Karabakh : à Stepanakert, une vie sous l’œil des “casques bleus” russes

Le reportage de la journaliste Astrig Agopian réalisé à Stepanakert a été publié dimanche 16 octobre dans Le Figaro.

Les 100.000 habitants arméniens de ce territoire enclavé n’ont qu’une confiance limitée en leur protecteur russe, affirme-t-elle. 

“Depuis que le corridor de Latchine, construit en 1998 et financé par la diaspora arménienne, est passé sous le contrôle de Bakou fin août 2022, cette route construite par les Azerbaïdjanais est le seul moyen d’accéder à l’enclave du Haut-Karabakh pour les 100.000 Arméniens y habitant”, note Agopian. “La route est devenue une artère vitale pour le Haut-Karabakh, par où arrivent les ravitaillements en nourriture et tous les produits de première nécessité en provenance d’Arménie ou d’ailleurs.”

Avant d’accéder au Karabakh, il faut passer une dizaine de checkpoints, où les véhicules sont rapidement fouillés et les papiers d’identité vérifiés par les “soldats de la paix” russes”, fait remarquer Astrig Agopian.

Elle raconte que certains soldats russe arborent aujourd’hui les lettres “Z” et “V”, en signe de soutien à la guerre menée par Moscou en Ukraine.

Pourtant, à Stepanakert, la vie semble continuer comme d’habitude, dit-elle. Les enfants vont à l’école, les bus et les supermarchés sont toujours pleins, il y a des embouteillages dans le centre-ville. 

Astrig Agopian a rencontré des habitants de Stepanakert. “Notre avenir est aussi brumeux que nos montagnes”, souffle Vrej, 25 ans. Le jeune homme est originaire de Hadrout, une région perdue par les Arméniens en 2020. Il a combattu pendant les 44 jours de la guerre et vit aujourd’hui à Stepanakert, où il multiplie les petits boulots. Ses parents ont déjà vécu la première guerre du Haut-Karabakh, de 1988 à 1994, remportée par les Arméniens à l’époque.

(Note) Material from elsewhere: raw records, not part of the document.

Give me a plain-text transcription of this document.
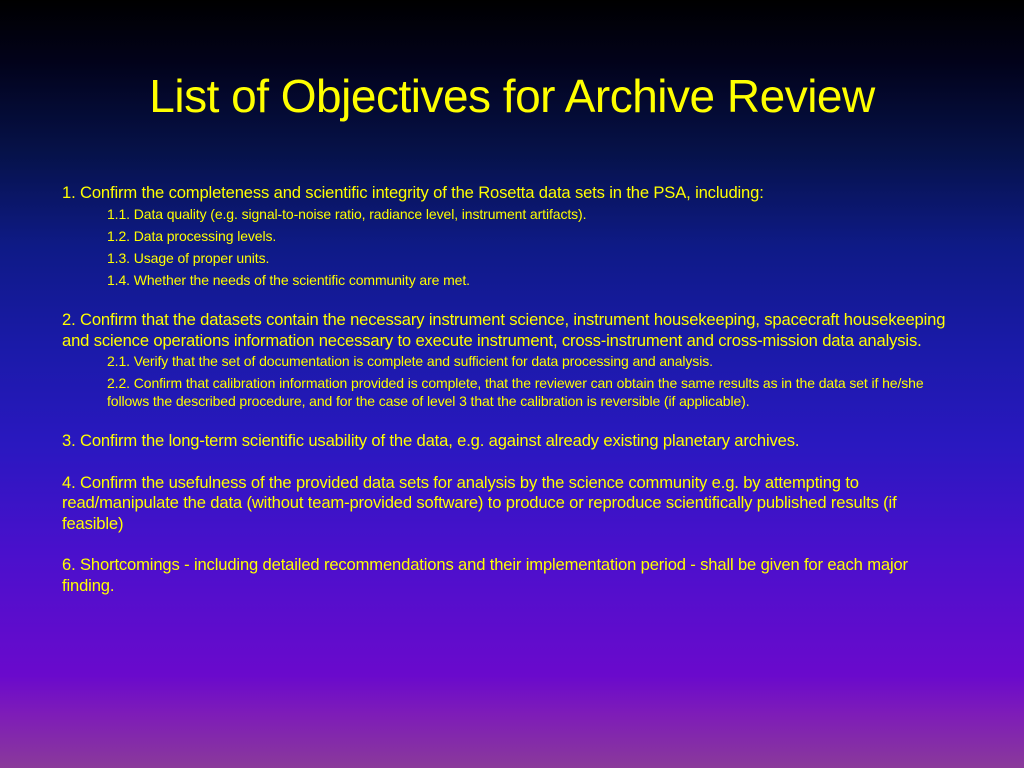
List of Objectives for Archive Review
1. Confirm the completeness and scientific integrity of the Rosetta data sets in the PSA, including:
1.1. Data quality (e.g. signal-to-noise ratio, radiance level, instrument artifacts).
1.2. Data processing levels.
1.3. Usage of proper units.
1.4. Whether the needs of the scientific community are met.
2. Confirm that the datasets contain the necessary instrument science, instrument housekeeping, spacecraft housekeeping and science operations information necessary to execute instrument, cross-instrument and cross-mission data analysis.
2.1. Verify that the set of documentation is complete and sufficient for data processing and analysis.
2.2. Confirm that calibration information provided is complete, that the reviewer can obtain the same results as in the data set if he/she follows the described procedure, and for the case of level 3 that the calibration is reversible (if applicable).
3. Confirm the long-term scientific usability of the data, e.g. against already existing planetary archives.
4. Confirm the usefulness of the provided data sets for analysis by the science community e.g. by attempting to read/manipulate the data (without team-provided software) to produce or reproduce scientifically published results (if feasible)
6. Shortcomings - including detailed recommendations and their implementation period - shall be given for each major finding.
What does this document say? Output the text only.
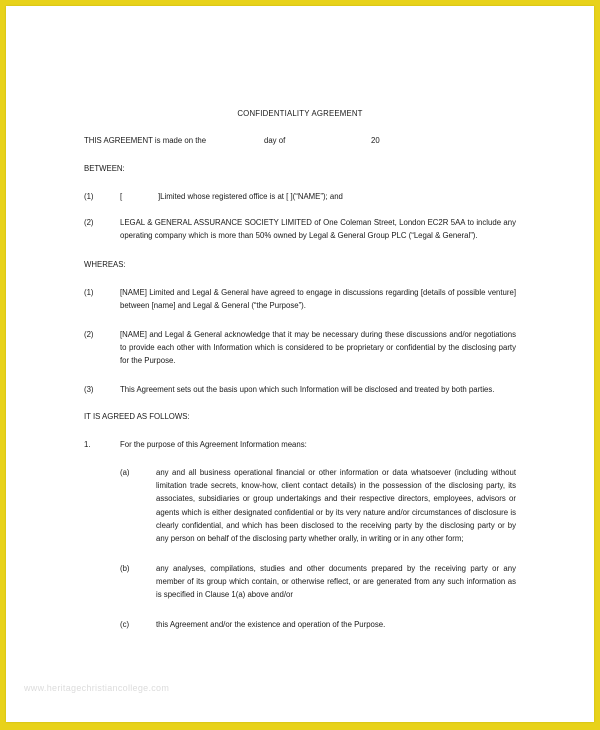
CONFIDENTIALITY AGREEMENT
THIS AGREEMENT is made on the	day of	20
BETWEEN:
(1)	[	]Limited whose registered office is at [ ](“NAME”); and
(2)	LEGAL & GENERAL ASSURANCE SOCIETY LIMITED of One Coleman Street, London EC2R 5AA to include any operating company which is more than 50% owned by Legal & General Group PLC (“Legal & General”).
WHEREAS:
(1)	[NAME] Limited and Legal & General have agreed to engage in discussions regarding [details of possible venture] between [name] and Legal & General (“the Purpose”).
(2)	[NAME] and Legal & General acknowledge that it may be necessary during these discussions and/or negotiations to provide each other with Information which is considered to be proprietary or confidential by the disclosing party for the Purpose.
(3)	This Agreement sets out the basis upon which such Information will be disclosed and treated by both parties.
IT IS AGREED AS FOLLOWS:
1.	For the purpose of this Agreement Information means:
(a)	any and all business operational financial or other information or data whatsoever (including without limitation trade secrets, know-how, client contact details) in the possession of the disclosing party, its associates, subsidiaries or group undertakings and their respective directors, employees, advisors or agents which is either designated confidential or by its very nature and/or circumstances of disclosure is clearly confidential, and which has been disclosed to the receiving party by the disclosing party or by any person on behalf of the disclosing party whether orally, in writing or in any other form;
(b)	any analyses, compilations, studies and other documents prepared by the receiving party or any member of its group which contain, or otherwise reflect, or are generated from any such information as is specified in Clause 1(a) above and/or
(c)	this Agreement and/or the existence and operation of the Purpose.
www.heritagechristiancollege.com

Vrej ne souhaite pas pour autant déménager en Arménie. Comme beaucoup d’habitants du Karabakh, il a le sentiment d’avoir été abandonné par le premier ministre arménien Nikol Pachinian, qui a déclaré fin septembre qu’il était prêt à reconnaître “l’intégrité territoriale de l’Azerbaïdjan”. Beaucoup d’Arméniens pensent que cela signifie reconnaître que le Karabakh ferait partie de l’Azerbaïdjan. “Il va signer un document pour nous livrer à l’ennemi ; c’est certain”, déclare le jeune homme.

“Le gouvernement arménien nous a abandonnés, donc aujourd’hui on ne doit notre survie qu’aux Russes. Heureusement qu’ils sont là, sinon, les Azerbaïdjanais soutenus par les Turcs ne feraient qu’une bouchée de nous. Pour être vraiment protégés, il faudrait même que l’Artsakh devienne une région de la Fédération russe”, affirme Gayanée, 45 ans, programmeuse informatique de Stepanakert. “Tous les jours, je m’attends à une nouvelle attaque, mais si on devient officiellement un territoire russe, on pourra continuer à vivre ici, et plus personne n’osera nous attaquer”, conclut-elle.

D’autres sont moins optimistes.On est censé dire merci aux Russes? Moscou joue un double jeu, un jour soi-disant avec nous, un jour avec l’Azerbaïdjan”, affirme Ashot (le prénom a été modifié), la cinquantaine, qui vend des fruits secs et du miel au marché. “Pour l’instant il y a leurs soldats, c’est vrai, mais ils vont finir par partir, et il faudra que l’on parte d’ici avant cela, pour éviter d’être massacrés”, ajoute-t-il. 

“Les Russes ne nous aiment pas, ils ont juste besoin de notre terre en ce moment. Je ne compte pas devenir russe ni azerbaïdjanaise”, déclare Nina, 19 ans.